Stuff this into a whole wheat pita for a meal on the go!
Chef Jamie Lauren uses Indian spices with fresh cilantro and arugula to bring chickpeas and toasted walnuts to life in this mouthwatering, protein packed salad!
Serves: 8
Per Serving: 346 Calories, 11g Protein, 2g Saturated Fat, 0g Trans Fat, 18g Total Fat, 10mg Cholesterol, 245mg Sodium, 36g Total Carbohydrate, 10g Dietary Fiber
Ingredients:
Salad:
2 cups dried chickpeas, soaked in 8 cups water overnight*
4 bay leaves
3 cloves garlic, crushed
1 carrot, peeled and cut into large pieces
2 cinnamon sticks
½ cup lightly chopped California walnuts, toasted
½ cup dried currants
1 small red onion, quartered and thinly sliced
2 cups wild arugula
1 tablespoon chopped fresh cilantro
*To quick soak beans, bring to a boil in plenty of water to cover.
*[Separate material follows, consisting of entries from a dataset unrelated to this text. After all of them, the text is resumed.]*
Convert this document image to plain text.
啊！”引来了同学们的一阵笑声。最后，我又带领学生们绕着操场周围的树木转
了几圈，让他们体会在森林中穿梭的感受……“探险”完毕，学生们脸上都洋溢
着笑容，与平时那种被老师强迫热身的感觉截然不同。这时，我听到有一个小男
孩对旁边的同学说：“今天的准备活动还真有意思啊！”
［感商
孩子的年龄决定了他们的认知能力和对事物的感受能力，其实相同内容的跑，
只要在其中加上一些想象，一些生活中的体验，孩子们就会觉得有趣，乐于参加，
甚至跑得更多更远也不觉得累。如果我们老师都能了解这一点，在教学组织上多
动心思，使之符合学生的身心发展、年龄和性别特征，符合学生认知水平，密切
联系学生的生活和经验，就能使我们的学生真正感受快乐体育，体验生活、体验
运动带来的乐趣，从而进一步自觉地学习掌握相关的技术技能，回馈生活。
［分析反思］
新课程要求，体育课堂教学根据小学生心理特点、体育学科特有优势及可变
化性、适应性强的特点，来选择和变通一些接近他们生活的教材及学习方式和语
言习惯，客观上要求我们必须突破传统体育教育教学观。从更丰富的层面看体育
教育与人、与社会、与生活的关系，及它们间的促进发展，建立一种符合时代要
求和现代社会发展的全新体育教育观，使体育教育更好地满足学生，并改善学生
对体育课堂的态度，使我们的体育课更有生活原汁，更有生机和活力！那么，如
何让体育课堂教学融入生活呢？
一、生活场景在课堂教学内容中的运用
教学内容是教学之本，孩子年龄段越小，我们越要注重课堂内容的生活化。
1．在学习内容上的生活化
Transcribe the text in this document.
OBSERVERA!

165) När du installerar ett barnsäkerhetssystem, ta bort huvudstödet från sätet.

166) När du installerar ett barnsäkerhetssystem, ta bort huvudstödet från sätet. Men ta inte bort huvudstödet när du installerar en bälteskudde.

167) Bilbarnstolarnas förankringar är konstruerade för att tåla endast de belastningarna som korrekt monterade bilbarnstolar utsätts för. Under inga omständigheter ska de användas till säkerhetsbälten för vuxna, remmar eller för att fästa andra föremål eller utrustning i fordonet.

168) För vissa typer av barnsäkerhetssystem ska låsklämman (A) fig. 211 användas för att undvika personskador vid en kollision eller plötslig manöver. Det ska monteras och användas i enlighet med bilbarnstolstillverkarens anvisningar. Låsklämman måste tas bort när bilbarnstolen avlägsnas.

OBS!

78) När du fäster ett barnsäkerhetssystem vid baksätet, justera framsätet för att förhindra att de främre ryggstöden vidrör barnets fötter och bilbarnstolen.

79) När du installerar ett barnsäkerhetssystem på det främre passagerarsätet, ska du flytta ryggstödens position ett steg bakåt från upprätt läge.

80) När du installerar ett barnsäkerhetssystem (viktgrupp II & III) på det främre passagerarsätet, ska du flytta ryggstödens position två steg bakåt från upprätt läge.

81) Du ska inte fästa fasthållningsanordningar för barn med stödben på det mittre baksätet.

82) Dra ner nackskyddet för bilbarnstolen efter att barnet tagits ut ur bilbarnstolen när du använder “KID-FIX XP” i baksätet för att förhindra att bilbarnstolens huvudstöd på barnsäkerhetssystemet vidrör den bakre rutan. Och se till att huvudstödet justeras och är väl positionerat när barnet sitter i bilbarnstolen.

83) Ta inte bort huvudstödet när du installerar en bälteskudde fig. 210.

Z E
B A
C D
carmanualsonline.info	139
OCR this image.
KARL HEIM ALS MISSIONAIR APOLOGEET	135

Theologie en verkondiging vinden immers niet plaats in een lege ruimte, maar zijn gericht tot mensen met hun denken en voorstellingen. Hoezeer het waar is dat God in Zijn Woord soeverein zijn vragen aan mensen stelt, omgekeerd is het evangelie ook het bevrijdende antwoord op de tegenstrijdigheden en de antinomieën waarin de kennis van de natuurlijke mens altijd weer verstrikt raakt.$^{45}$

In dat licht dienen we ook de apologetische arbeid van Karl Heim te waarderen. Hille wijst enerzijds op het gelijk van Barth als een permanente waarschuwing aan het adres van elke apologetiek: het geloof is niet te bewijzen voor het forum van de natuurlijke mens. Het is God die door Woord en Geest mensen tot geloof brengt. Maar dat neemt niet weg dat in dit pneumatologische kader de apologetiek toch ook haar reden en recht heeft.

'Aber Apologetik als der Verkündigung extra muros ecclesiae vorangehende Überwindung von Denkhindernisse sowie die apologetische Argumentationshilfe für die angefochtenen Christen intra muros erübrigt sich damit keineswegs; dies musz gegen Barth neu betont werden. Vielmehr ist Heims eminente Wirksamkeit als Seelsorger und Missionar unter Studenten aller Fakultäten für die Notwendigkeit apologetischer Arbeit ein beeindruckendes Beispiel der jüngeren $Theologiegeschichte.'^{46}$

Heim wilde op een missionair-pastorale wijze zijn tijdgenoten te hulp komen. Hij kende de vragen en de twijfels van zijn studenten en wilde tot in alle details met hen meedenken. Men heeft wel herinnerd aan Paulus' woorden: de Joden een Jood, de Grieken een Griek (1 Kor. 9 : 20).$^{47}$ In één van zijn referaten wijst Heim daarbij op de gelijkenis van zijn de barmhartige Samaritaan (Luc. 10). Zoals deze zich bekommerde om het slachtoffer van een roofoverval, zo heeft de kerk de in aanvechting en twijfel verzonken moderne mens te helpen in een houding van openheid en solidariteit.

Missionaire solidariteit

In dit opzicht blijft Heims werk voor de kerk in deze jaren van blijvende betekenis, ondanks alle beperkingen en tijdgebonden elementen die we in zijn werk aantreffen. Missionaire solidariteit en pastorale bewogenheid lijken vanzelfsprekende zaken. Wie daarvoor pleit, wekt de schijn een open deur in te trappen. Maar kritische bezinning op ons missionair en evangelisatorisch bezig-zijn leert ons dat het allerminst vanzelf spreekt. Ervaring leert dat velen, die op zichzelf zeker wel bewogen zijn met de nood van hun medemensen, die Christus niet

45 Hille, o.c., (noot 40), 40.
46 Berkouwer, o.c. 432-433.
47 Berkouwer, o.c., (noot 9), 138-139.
Boil for 5 minutes, then remove from heat and let stand for 1 hour.
Curry Dressing:
2 tablespoons Madras curry powder
1 tablespoon olive oil
1 cup light mayonnaise
¼ cup chopped fresh cilantro
¼ teaspoon cayenne pepper
Juice of 1 lime
Salt and pepper to taste
Cooking Directions:
- Drain chickpeas of their soaking liquid. Place in a large stockpot and cover with fresh water; stir in bay leaves, garlic, carrot and cinnamon. Cook for about 1 ½ hours or until chickpeas are tender, seasoning with salt at the end of cooking. Let cool, then drain and measure 4 cups of chickpeas. In a small sauté pan, toast curry powder in olive oil until it becomes fragrant.
- Whisk into mayonnaise with cilantro, cayenne pepper and lime juice; season with salt and pepper then stir in chickpeas. Divide arugula between plates and top with equal amounts of chickpeas. Sprinkle each with a little chopped cilantro.